The issue raised by you is not a new one. This practice of the management/employer increasing the notice period on their own subsequent to the employment of individuals is strictly a violation of the provisions of Section 9A of the Industrial Disputes Act, as pointed out by me in my last post. This practice is prevalent not only in the BPO sector or IT industries but also in retail chains and other establishments where white-collar employees are not unionized. I am specifically using the term "unionized" because this does not happen in nationalized banks where there is a strong union presence. However, this could happen in private banks or private insurance companies.
You may wonder about the reason for this condition. If there is a change in the conditions of service applicable to workmen covered by Section 9A of the Industrial Disputes Act, the options open to the workmen are either to accept the change proposed by the employer, thus putting an end to the issue, or to raise a dispute under the Industrial Disputes Act against the proposed change.
Who Can Raise a Dispute?
If you go through the provisions of the Industrial Disputes Act, you would see there is a section called Section 2A. This gives the right to an individual workman to raise a dispute about his dismissal, discharge, termination, or retrenchment. In other words, if an individual worker loses his job, he can challenge his dismissal by approaching the appropriate forum and following the methods prescribed under the Industrial Disputes Act.
You will also notice that Section 2A was introduced through an amendment and was not present when the Industrial Disputes Act was passed in 1947. Recently, the Central Government further amended Section 2A. The reason for introducing Section 2A was the judgments of the Honourable Supreme Court of India interpreting the definition of the term "industrial dispute" as defined under Section 2(k) of the Industrial Disputes Act.
Prior to the introduction of Section 2A, if a worker who was dismissed, discharged, terminated, or retrenched wanted to seek a remedy under the Industrial Disputes Act, he had to have his dismissal espoused or supported by the Union. The Government wanted to alter this situation and hence introduced Section 2A.
Relevance to Your Post
The relevance of these developments to your post is that for a dispute between an employee(s) and their employer to become an industrial dispute, the espousal of that dispute by a body of workmen is necessary. The term "trade union" is not used in the Industrial Disputes Act; instead, the term "body of workmen" is used by the Honourable Supreme Court while interpreting the term "industrial dispute."
The trade unions in the establishment or industry were held to be the body of workmen who could espouse the cause of the workmen employed before the authorities under the Industrial Disputes Act. With the introduction of Section 2A, which gives the right to the individual workman to seek a remedy before the authorities under the Industrial Disputes Act, other issues affecting the workmen/employees as a whole had to be espoused by the "body of workmen" or "trade unions" to espouse the dispute.
Regarding the issue you raised, if the change in the notice period may affect all the workmen employed in the establishment, it has to be espoused by the body of workmen to seek a remedy under the Industrial Disputes Act. Even if the change in the notice period is only for a single individual, he still needs it to be espoused by the body of workmen.
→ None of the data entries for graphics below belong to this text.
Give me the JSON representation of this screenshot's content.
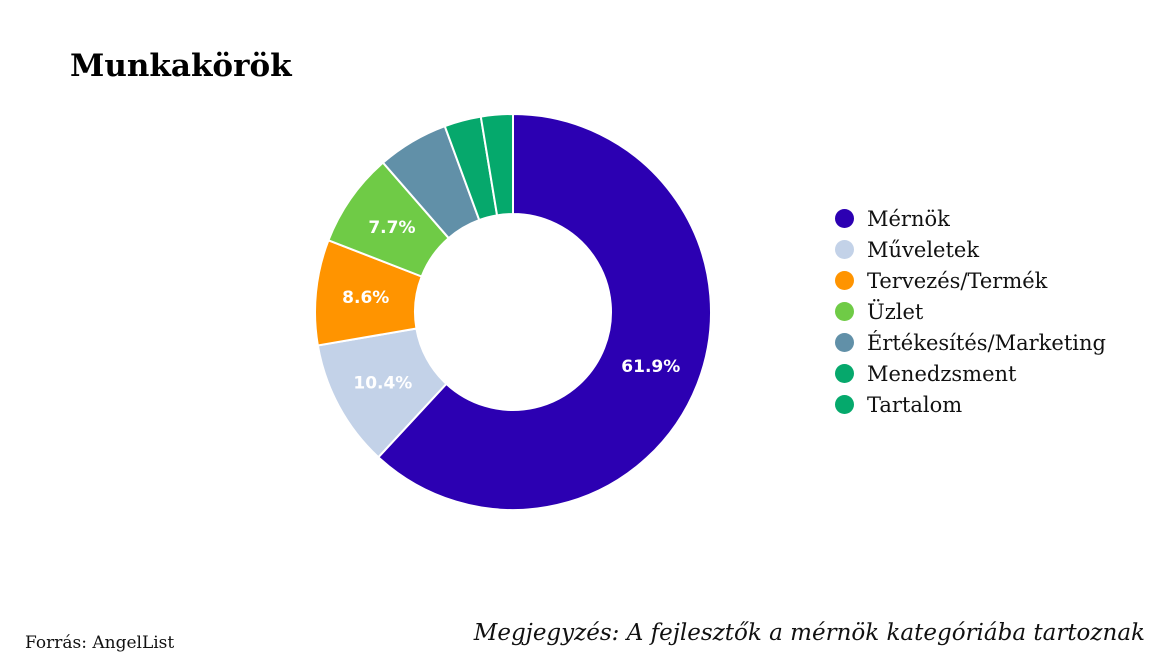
{
  "title": "Munkakörök",
  "chart_data": {
    "type": "pie",
    "subtype": "donut",
    "title": "Munkakörök",
    "slices": [
      {
        "label": "Mérnök",
        "value": 61.9,
        "display": "61.9%",
        "color": "#2c00b2",
        "label_color": "#ffffff"
      },
      {
        "label": "Műveletek",
        "value": 10.4,
        "display": "10.4%",
        "color": "#c3d2e8",
        "label_color": "#ffffff"
      },
      {
        "label": "Tervezés/Termék",
        "value": 8.6,
        "display": "8.6%",
        "color": "#ff9400",
        "label_color": "#ffffff"
      },
      {
        "label": "Üzlet",
        "value": 7.7,
        "display": "7.7%",
        "color": "#6fcb46",
        "label_color": "#ffffff"
      },
      {
        "label": "Értékesítés/Marketing",
        "value": 5.8,
        "display": "",
        "color": "#6190a8",
        "label_color": "#ffffff"
      },
      {
        "label": "Menedzsment",
        "value": 3.0,
        "display": "",
        "color": "#06a86c",
        "label_color": "#ffffff"
      },
      {
        "label": "Tartalom",
        "value": 2.6,
        "display": "",
        "color": "#05a96c",
        "label_color": "#ffffff"
      }
    ],
    "legend_position": "right"
  },
  "footer": {
    "source": "Forrás: AngelList",
    "note": "Megjegyzés: A fejlesztők a mérnök kategóriába tartoznak"
  }
}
The challenge in BPO industries, IT industries, and other white-collar employments is the lack of unionization for several reasons. This is the primary reason for the employer to change the service conditions as desired. In my view, the Industrial Disputes Act should be suitably amended to give the individual worker the right to seek a remedy under the Industrial Disputes Act without the espousal of the Union. Public opinion should be generated to achieve this objective.